Jakarta, BIJAK
Kasus Covid-19 di Indonesia disebut sebut masih belum mencapai puncaknya, meskipun kini telah lebih dari 20 ribu kasus positif ditemukan di Indonesia. Hal ini membuat pemerintah mengeluarkan beberapa kebijakan seperti Pembatasan Sosial berskala Besar (PSBB) yang kini telah diterapkan di berbagai kota besar di Indonesia.
Pemberlakukan PSBB tersebut tentu secara langsung maupun tidak langsung akan mengganggu kelangsungan kontrak dalam bisnis yang mereka lakukan, yang tentunya akan menimbulkan berbagai sengketa bisnis. Anggota Arbiter Badan Arbitrase Indonesia (BANI), Nindyo Pramono menyebutkan bahwa fenomena Covid-19 dapat dikategorikan sebagai salah satu kasus Force Mejeur. Demikian diungkapkan Nindyo dalam Seminar Online (Webinar) yang diselenggarakan oleh BANI, Senin (4/5/2020).

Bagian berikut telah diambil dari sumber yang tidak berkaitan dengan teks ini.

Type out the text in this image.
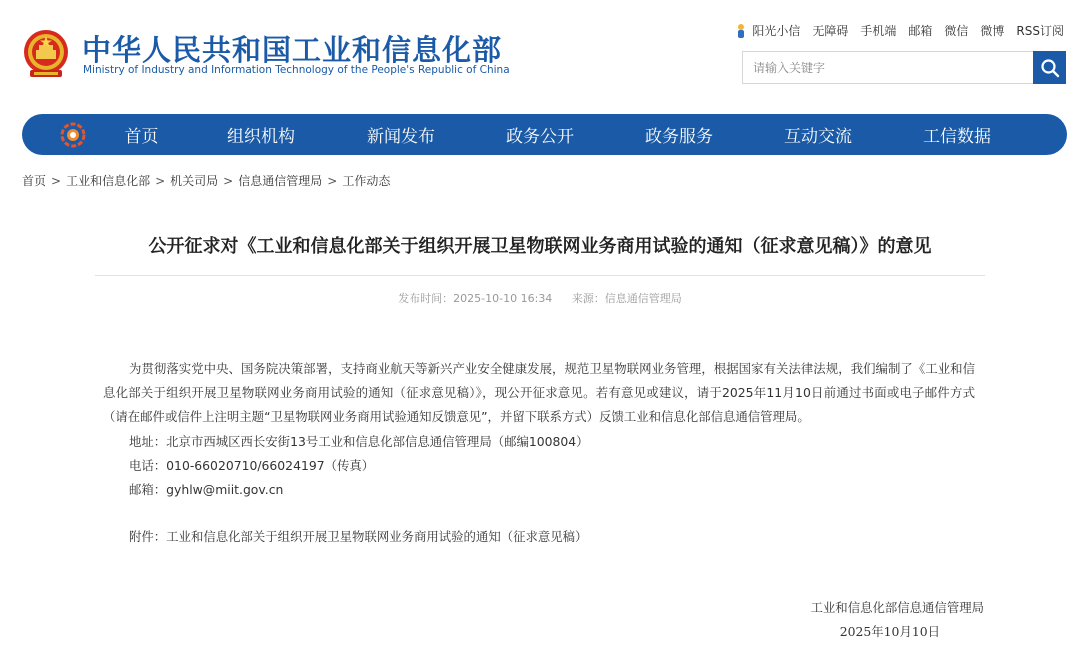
中华人民共和国工业和信息化部
Ministry of Industry and Information Technology of the People's Republic of China
阳光小信 无障碍 手机端 邮箱 微信 微博 RSS订阅
请输入关键字
首页	组织机构	新闻发布	政务公开	政务服务	互动交流	工信数据
首页 > 工业和信息化部 > 机关司局 > 信息通信管理局 > 工作动态
公开征求对《工业和信息化部关于组织开展卫星物联网业务商用试验的通知（征求意见稿）》的意见
发布时间：2025-10-10 16:34 来源：信息通信管理局

为贯彻落实党中央、国务院决策部署，支持商业航天等新兴产业安全健康发展，规范卫星物联网业务管理，根据国家有关法律法规，我们编制了《工业和信息化部关于组织开展卫星物联网业务商用试验的通知（征求意见稿）》，现公开征求意见。若有意见或建议，请于2025年11月10日前通过书面或电子邮件方式（请在邮件或信件上注明主题“卫星物联网业务商用试验通知反馈意见”，并留下联系方式）反馈工业和信息化部信息通信管理局。

地址：北京市西城区西长安街13号工业和信息化部信息通信管理局（邮编100804）
电话：010-66020710/66024197（传真）
邮箱：gyhlw@miit.gov.cn
附件：工业和信息化部关于组织开展卫星物联网业务商用试验的通知（征求意见稿）
工业和信息化部信息通信管理局
2025年10月10日
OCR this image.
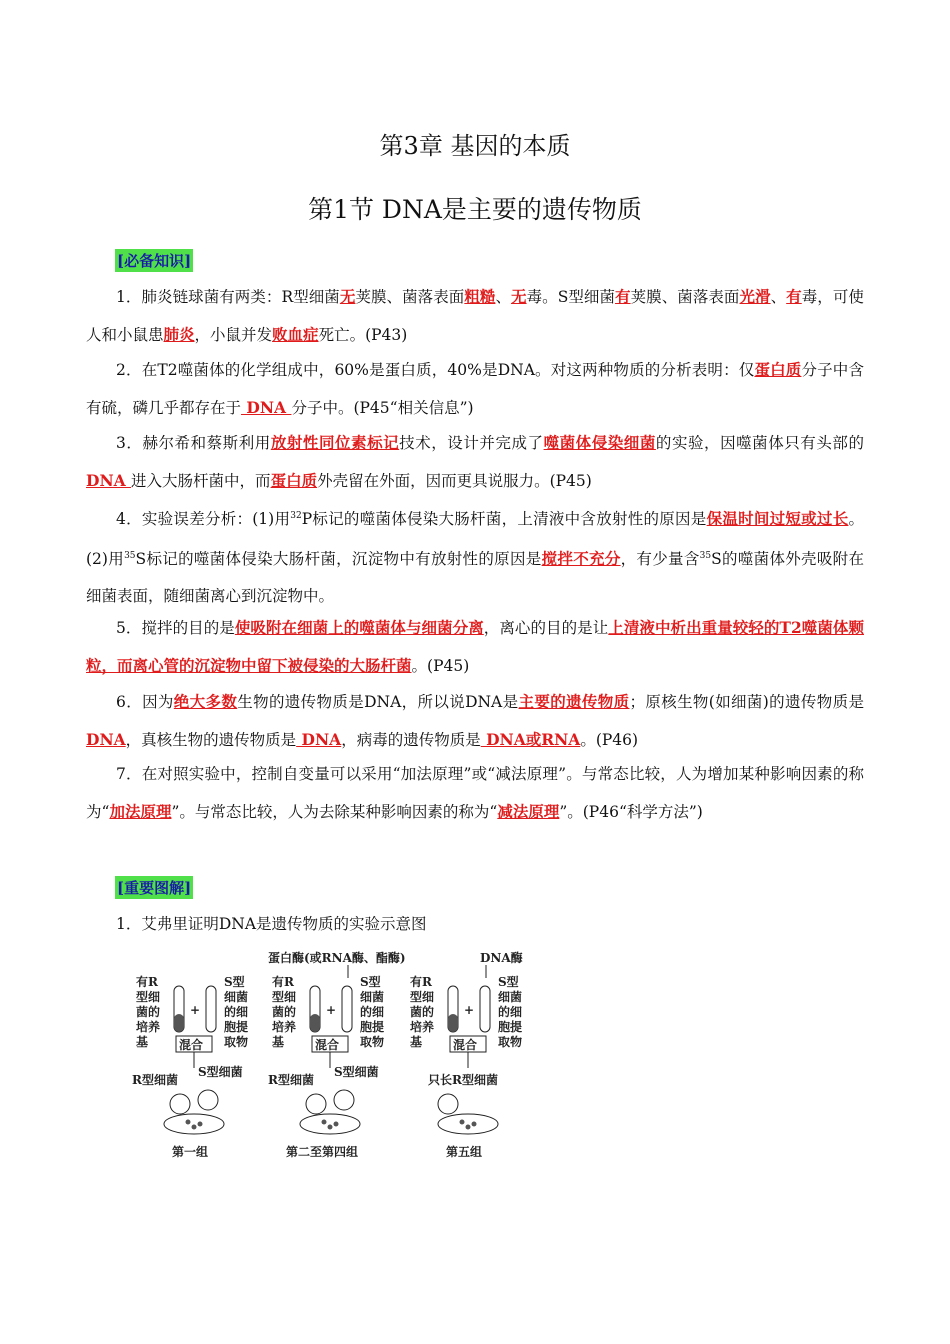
第3章 基因的本质
第1节 DNA是主要的遗传物质
[必备知识]
1．肺炎链球菌有两类：R型细菌无荚膜、菌落表面粗糙、无毒。S型细菌有荚膜、菌落表面光滑、有毒，可使人和小鼠患肺炎，小鼠并发败血症死亡。(P43)
2．在T2噬菌体的化学组成中，60%是蛋白质，40%是DNA。对这两种物质的分析表明：仅蛋白质分子中含有硫，磷几乎都存在于 DNA 分子中。(P45“相关信息”)
3．赫尔希和蔡斯利用放射性同位素标记技术，设计并完成了噬菌体侵染细菌的实验，因噬菌体只有头部的 DNA 进入大肠杆菌中，而蛋白质外壳留在外面，因而更具说服力。(P45)
4．实验误差分析：(1)用$^{32}$P标记的噬菌体侵染大肠杆菌，上清液中含放射性的原因是保温时间过短或过长。(2)用$^{35}$S标记的噬菌体侵染大肠杆菌，沉淀物中有放射性的原因是搅拌不充分，有少量含$^{35}$S的噬菌体外壳吸附在细菌表面，随细菌离心到沉淀物中。
5．搅拌的目的是使吸附在细菌上的噬菌体与细菌分离，离心的目的是让上清液中析出重量较轻的T2噬菌体颗粒，而离心管的沉淀物中留下被侵染的大肠杆菌。(P45)
6．因为绝大多数生物的遗传物质是DNA，所以说DNA是主要的遗传物质；原核生物(如细菌)的遗传物质是 DNA，真核生物的遗传物质是 DNA，病毒的遗传物质是 DNA或RNA。(P46)
7．在对照实验中，控制自变量可以采用“加法原理”或“减法原理”。与常态比较，人为增加某种影响因素的称为“加法原理”。与常态比较，人为去除某种影响因素的称为“减法原理”。(P46“科学方法”)
[重要图解]
1．艾弗里证明DNA是遗传物质的实验示意图
蛋白酶(或RNA酶、酯酶)	DNA酶
有R
型细
菌的
培养
基
+
S型
细菌
的细
胞提
取物
混合
R型细菌
S型细菌
第一组
有R
型细
菌的
培养
基
+
S型
细菌
的细
胞提
取物
混合
R型细菌
S型细菌
第二至第四组
有R
型细
菌的
培养
基
+
S型
细菌
的细
胞提
取物
混合
只长R型细菌
第五组
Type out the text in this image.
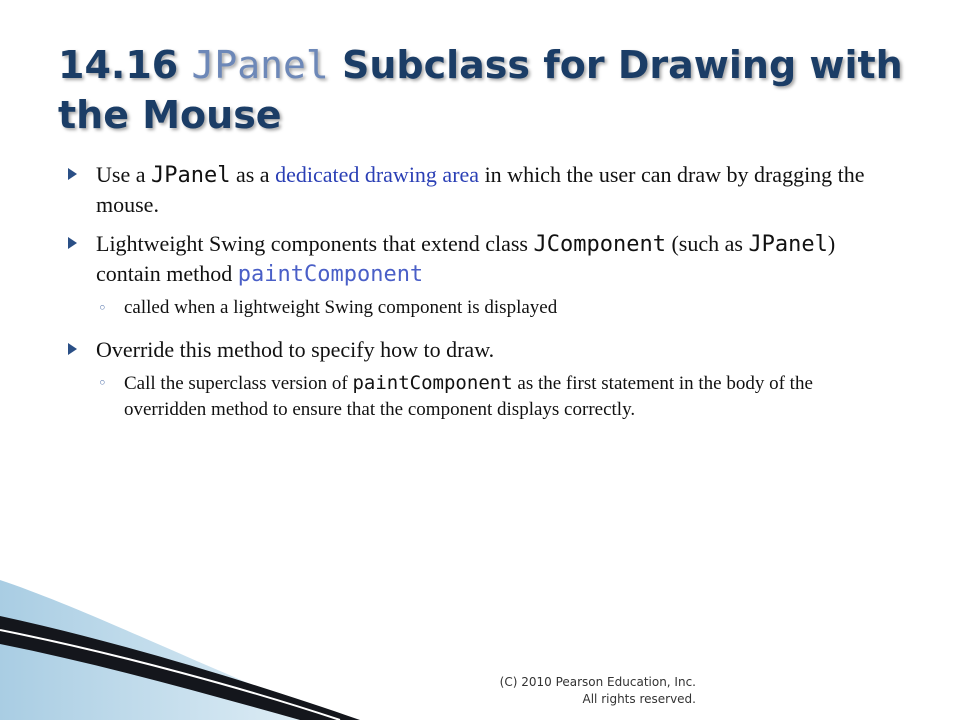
14.16 JPanel Subclass for Drawing with the Mouse
Use a JPanel as a dedicated drawing area in which the user can draw by dragging the mouse.
Lightweight Swing components that extend class JComponent (such as JPanel) contain method paintComponent
◦ called when a lightweight Swing component is displayed
Override this method to specify how to draw.
◦ Call the superclass version of paintComponent as the first statement in the body of the overridden method to ensure that the component displays correctly.
(C) 2010 Pearson Education, Inc.
All rights reserved.
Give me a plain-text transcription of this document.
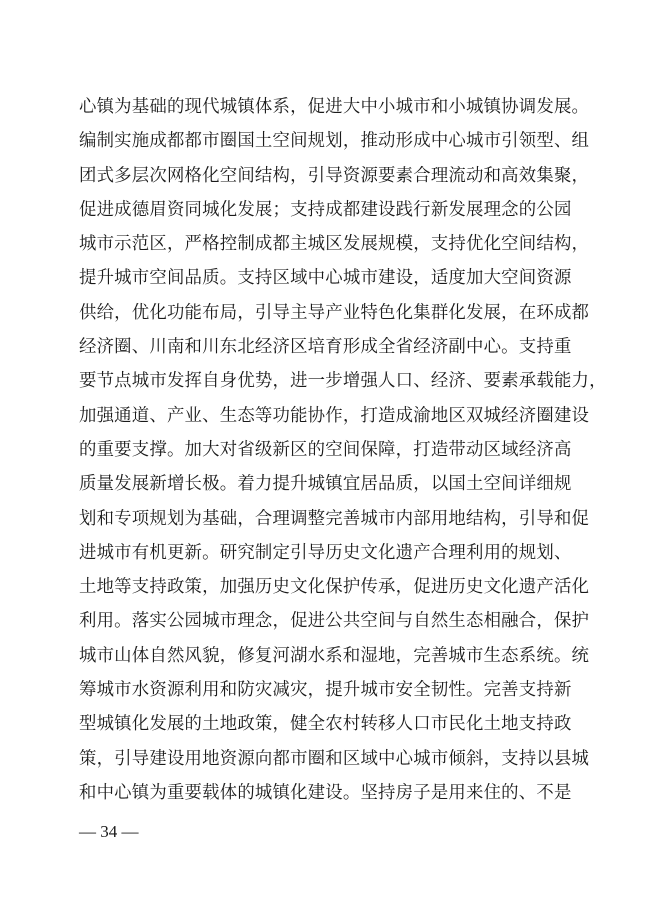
心镇为基础的现代城镇体系，促进大中小城市和小城镇协调发展。
编制实施成都都市圈国土空间规划，推动形成中心城市引领型、组
团式多层次网格化空间结构，引导资源要素合理流动和高效集聚，
促进成德眉资同城化发展；支持成都建设践行新发展理念的公园
城市示范区，严格控制成都主城区发展规模，支持优化空间结构，
提升城市空间品质。支持区域中心城市建设，适度加大空间资源
供给，优化功能布局，引导主导产业特色化集群化发展，在环成都
经济圈、川南和川东北经济区培育形成全省经济副中心。支持重
要节点城市发挥自身优势，进一步增强人口、经济、要素承载能力，
加强通道、产业、生态等功能协作，打造成渝地区双城经济圈建设
的重要支撑。加大对省级新区的空间保障，打造带动区域经济高
质量发展新增长极。着力提升城镇宜居品质，以国土空间详细规
划和专项规划为基础，合理调整完善城市内部用地结构，引导和促
进城市有机更新。研究制定引导历史文化遗产合理利用的规划、
土地等支持政策，加强历史文化保护传承，促进历史文化遗产活化
利用。落实公园城市理念，促进公共空间与自然生态相融合，保护
城市山体自然风貌，修复河湖水系和湿地，完善城市生态系统。统
筹城市水资源利用和防灾减灾，提升城市安全韧性。完善支持新
型城镇化发展的土地政策，健全农村转移人口市民化土地支持政
策，引导建设用地资源向都市圈和区域中心城市倾斜，支持以县城
和中心镇为重要载体的城镇化建设。坚持房子是用来住的、不是
— 34 —
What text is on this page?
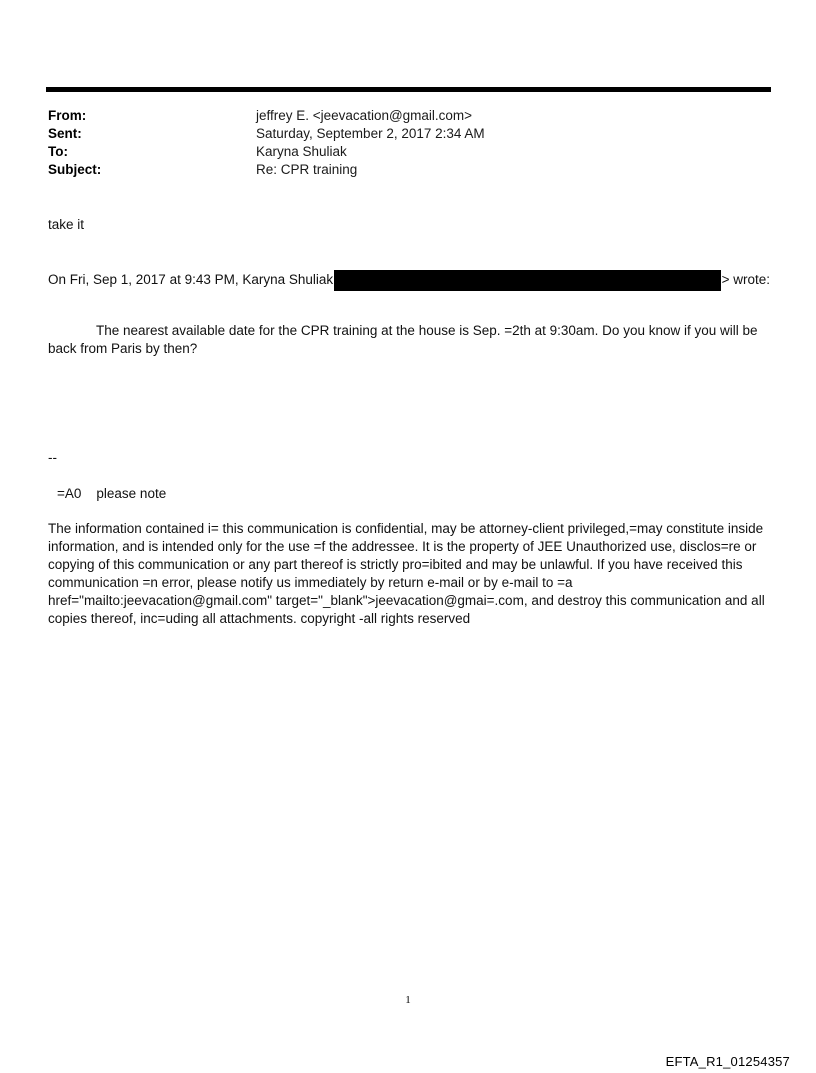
From:	jeffrey E. <jeevacation@gmail.com>
Sent:	Saturday, September 2, 2017 2:34 AM
To:	Karyna Shuliak
Subject:	Re: CPR training
take it
On Fri, Sep 1, 2017 at 9:43 PM, Karyna Shuliak	> wrote:
The nearest available date for the CPR training at the house is Sep. =2th at 9:30am. Do you know if you will be back from Paris by then?
--
=A0    please note
The information contained i= this communication is confidential, may be attorney-client privileged,=may constitute inside information, and is intended only for the use =f the addressee. It is the property of JEE Unauthorized use, disclos=re or copying of this communication or any part thereof is strictly pro=ibited and may be unlawful. If you have received this communication =n error, please notify us immediately by return e-mail or by e-mail to =a href="mailto:jeevacation@gmail.com" target="_blank">jeevacation@gmai=.com, and destroy this communication and all copies thereof, inc=uding all attachments. copyright -all rights reserved
1
EFTA_R1_01254357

Dalam Webinar yang bertemakan “Covid-19 : Persitiwa Force Majeure dan Penyelesaiannya Melalui Arbitrase” tersebut, Nindyo memaparkan bahwa force majeur adalah keadaan dimana debitur gagal menjalankan kewajibannya pada pihak kreditur karena kejadian yang berada di luar kuasa pihak yang bersangkutan, misalnya karena gempa bumi, tanah longsor, epidemic, kerusuhan, perang dan sebagainya. “Fenomena Covid-19 ini dapat dikategorikan sebaga salah satu kasus force majeure, meskipun bukan termasuk force majeur absolut, melainkan force majeur subjektif atau nisbi,” ujarnya.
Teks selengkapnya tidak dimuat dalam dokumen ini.